Saturday, July 02, 2011

Holiday Drinks: Recipe #71: Watermelon Juice and #72: Pineapple Juice

Last night I started experimenting making some cassava cookies (biscuits). I still need to work on that recipe, and intended to do so today, but it's turned out to be too hot to turn on the oven. I don't have air conditioning ;-)

Instead, I decided to whip up some refreshing homemade juices using watermelon and pineapple. These are great fun and easy recipes for families with children home for the summer. You can teach them that juice doesn't grow in cans and cartons. It comes from real fruit! 

Recipe #71: Watermelon Juice

It's the 4th of July holiday weekend in the U.S., and watermelons are on sale everywhere. I came home from the grocery store, hot and thirsty, and realized what I wanted was some  cold watermelon juice. It's a cinch to make. Just cut up 4 cups of seedless watermelon (only the edible part, of course)  and put the chunks in the blender, then pulse it until everything is blended (turn it off and push down the pieces once or twice with a spoon if you need to get it started), then set a strainer over a bowl, line it with a folded cheesecloth (if you don't have one of these, you really ought to get one), and pour the pureed melon through the cloth, picking up the ends and twisting them to force the juice through the cloth. You could probably try using a tea strainer, but the cloth is very easy, and you can twist to get all of the juice out.

Watermelon juice is a lovely color, naturally sweet (but not too sweet) and exceedingly refreshing. It's one of the best kept secrets around. I don't know why more folks in the U.S. haven't discovered it yet. (Note: If you use a watermelon with seeds, you'll have to pick them out before you blend the melon.)

Enjoy!



Recipe #72: Pineapple Juice


Pineapple juice is a bit harder to make than watermelon juice. That's the reason I'm much more likely to use it in smoothies where you do not need to remove the pulp. However, the difference between homemade pineapple juice and store-bought is similar to the difference between homemade orange juice and even the so-called "fresh squeezed" juice in cartons.

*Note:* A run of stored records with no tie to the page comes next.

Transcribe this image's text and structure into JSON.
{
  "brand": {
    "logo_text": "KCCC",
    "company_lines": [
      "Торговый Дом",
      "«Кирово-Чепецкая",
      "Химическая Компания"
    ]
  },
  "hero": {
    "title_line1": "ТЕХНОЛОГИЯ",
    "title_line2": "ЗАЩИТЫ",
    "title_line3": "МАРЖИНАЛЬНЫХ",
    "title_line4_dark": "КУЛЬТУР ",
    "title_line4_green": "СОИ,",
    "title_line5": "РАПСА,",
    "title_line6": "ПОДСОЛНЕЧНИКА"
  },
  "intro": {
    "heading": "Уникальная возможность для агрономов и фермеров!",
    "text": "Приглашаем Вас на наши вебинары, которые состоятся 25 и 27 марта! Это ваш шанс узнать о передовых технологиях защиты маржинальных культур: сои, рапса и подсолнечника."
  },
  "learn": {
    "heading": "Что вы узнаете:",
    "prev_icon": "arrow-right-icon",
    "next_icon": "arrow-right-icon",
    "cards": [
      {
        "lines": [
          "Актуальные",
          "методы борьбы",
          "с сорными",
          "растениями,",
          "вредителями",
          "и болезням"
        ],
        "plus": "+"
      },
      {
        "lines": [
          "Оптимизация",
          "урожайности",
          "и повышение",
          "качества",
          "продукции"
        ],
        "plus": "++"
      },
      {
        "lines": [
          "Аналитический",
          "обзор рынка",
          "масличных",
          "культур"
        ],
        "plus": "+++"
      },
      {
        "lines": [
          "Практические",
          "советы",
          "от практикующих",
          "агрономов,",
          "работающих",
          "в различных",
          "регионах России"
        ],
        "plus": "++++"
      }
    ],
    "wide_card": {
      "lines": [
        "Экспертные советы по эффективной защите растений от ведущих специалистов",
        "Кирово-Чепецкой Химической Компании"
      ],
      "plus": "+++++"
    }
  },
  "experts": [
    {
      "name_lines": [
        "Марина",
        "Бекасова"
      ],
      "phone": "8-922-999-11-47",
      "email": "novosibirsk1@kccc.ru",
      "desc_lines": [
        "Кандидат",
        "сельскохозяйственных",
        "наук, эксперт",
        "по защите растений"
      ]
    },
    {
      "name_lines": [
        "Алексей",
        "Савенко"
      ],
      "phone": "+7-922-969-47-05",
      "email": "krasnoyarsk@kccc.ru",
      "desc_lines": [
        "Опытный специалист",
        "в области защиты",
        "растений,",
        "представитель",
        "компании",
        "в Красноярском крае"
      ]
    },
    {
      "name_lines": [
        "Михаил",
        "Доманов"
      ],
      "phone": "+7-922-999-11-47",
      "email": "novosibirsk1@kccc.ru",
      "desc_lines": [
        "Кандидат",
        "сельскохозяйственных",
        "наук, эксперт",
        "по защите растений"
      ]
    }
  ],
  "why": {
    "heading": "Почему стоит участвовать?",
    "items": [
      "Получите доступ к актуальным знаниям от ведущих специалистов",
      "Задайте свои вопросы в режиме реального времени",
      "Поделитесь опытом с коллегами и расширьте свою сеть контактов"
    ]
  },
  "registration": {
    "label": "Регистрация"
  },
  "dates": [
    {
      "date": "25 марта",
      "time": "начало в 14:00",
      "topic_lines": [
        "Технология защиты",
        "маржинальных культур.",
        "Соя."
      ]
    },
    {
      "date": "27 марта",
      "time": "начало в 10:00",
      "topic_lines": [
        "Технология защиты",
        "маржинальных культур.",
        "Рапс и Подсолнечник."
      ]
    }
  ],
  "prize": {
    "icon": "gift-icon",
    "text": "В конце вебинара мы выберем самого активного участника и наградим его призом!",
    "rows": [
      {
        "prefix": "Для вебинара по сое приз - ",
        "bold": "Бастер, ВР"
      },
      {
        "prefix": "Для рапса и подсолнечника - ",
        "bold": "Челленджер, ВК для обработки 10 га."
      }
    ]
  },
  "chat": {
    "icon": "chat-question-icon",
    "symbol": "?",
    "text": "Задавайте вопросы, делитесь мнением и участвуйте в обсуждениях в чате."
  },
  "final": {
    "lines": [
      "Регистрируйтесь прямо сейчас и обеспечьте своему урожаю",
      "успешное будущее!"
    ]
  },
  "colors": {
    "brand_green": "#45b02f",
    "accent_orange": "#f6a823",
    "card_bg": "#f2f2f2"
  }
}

If you haven't cut open a pineapple (in the U.S. I buy the golden pineapples; in Ghana I go for the "sugar loaf" or "Cape Coast" pineapples), I generally cut the top and bottom off to make it flat, then set it on end and cut the outside peeling all the way around. I leave some of the "eyes" in the pineapple so that I don't cut too much of the fruit away, and then cut the eyes out. Then I cut the pineapple from the top to the bottom into quarters, and cut the core out from the center. 

Follow the same directions as in making the watermelon juice: cut or break it into chunks, put them in the blender, pulse and pour through the cheesecloth over the strainer. Perhaps I should have blended mine a bit less, because this was much more difficult to strain than the watermelon. It made me think of milking a cow as I twisted the cheesecloth because it sometimes squirted out at me. Plus, I had to pour the already strained pineapple juice through a tea strainer to get it clear. BUT, the flavor was fabulous.

Hope you enjoy these. The fresh grated cassava cookies in the photo above are a work-in-progress. I'll update you on them soon, as well as a gari version.